Non a caso, ricorda Zucconi, la Cgil è in stato di agitazione da un paio di mesi per la richiesta di un aumento della retribuzione per rispondere al caro-vita, “conseguenza anche del fatto che Amazon chiude ogni trimestre con grandi profitti”. L’ultimo aumento è stato limitato all’1,1% e si chiede molto di più. Oltre che un “confronto serio e sincero” sul tema della sicurezza: dai carichi di lavoro alla movimentazione dei carichi, passando per i problemi legati a patologie scheletriche che riguardano sempre più i lavoratori. I temi sono tanti, come per esempio quello dei driver.

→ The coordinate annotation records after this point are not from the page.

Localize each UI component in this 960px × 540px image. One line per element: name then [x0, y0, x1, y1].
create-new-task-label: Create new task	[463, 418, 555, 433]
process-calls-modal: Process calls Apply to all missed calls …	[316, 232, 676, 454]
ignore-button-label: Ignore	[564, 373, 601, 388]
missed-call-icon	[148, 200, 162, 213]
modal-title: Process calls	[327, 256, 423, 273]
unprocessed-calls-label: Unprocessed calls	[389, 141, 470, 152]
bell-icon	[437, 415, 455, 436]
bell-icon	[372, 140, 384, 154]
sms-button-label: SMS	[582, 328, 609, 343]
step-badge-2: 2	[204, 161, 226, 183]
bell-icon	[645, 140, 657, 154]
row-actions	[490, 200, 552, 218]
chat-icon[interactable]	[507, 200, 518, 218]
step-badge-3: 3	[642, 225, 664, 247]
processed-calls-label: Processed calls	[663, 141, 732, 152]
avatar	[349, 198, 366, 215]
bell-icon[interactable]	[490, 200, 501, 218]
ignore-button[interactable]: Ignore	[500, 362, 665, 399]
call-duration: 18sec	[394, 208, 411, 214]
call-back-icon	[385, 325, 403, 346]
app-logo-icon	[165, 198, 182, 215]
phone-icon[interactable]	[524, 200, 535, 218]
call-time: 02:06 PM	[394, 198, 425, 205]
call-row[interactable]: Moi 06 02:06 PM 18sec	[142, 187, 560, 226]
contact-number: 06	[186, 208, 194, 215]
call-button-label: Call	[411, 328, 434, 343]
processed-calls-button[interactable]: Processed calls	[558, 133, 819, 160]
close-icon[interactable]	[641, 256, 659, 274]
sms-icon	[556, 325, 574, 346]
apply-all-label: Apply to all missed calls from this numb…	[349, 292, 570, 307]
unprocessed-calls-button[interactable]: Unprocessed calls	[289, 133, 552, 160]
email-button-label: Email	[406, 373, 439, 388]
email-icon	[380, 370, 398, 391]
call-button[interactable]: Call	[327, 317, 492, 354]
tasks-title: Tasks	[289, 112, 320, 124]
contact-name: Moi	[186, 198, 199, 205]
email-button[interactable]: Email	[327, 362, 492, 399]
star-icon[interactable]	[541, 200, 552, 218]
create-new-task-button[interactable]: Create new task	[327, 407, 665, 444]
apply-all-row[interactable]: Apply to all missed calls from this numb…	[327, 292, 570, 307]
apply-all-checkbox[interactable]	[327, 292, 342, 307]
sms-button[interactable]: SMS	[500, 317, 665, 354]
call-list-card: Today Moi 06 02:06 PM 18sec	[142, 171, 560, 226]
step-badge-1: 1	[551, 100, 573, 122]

Barbieri sottolinea come un grosso problema sia determinato dall’algoritmo che stabilisce la consegna dei pacchi, arrivando da 180 a 200 consegne medie al giorno (3 minuti a pacco circa). E se non rispetti i tempi rischi una segnalazione disciplinare. Il tutto aggravato dall’esternalizzazione di alcuni servizi a cooperative che “non si preoccupano della sicurezza” e ricorrono a “mezzi fatiscenti”. Per cui, nonostante il confronto sindacale aperto con Amazon, resta il problema delle aziende esterne a cui si ricorre.
Incognite sul futuro
La speranza è che qualcosa nel settore si muova, almeno sul fronte contrattuale: il 30 novembre, spiega il coordinatore nazionale della Uil trasporti, “apriamo la fase del rinnovo per la logistica” (in scadenza a marzo 2024), che riguarda circa un milione e mezzo di lavoratori. Le aziende chiederanno “di nuovo flessibilità”, le sigle hanno presentato una piattaforma che prevede aumenti in busta paga del 18%. Per ora arrivano segnali negativi dalle imprese.
Ma il tema è anche un altro: fare in modo che le aziende più piccole, che non applicano il contratto nazionale, inizino a rispettarlo altrimenti bisognerà trovare il modo di escluderle dal mercato. Il problema più urgente, di fronte all’inflazione galoppante, è quello dei salari. Attualmente “un operaio di sesto livello (il più basso) full-time percepisce mediamente intorno ai 1200-1300 euro netti”, una cifra che, a fronte di un lavoro spesso massacrante, ormai è sufficiente a malapena a pagare un affitto nelle grandi città.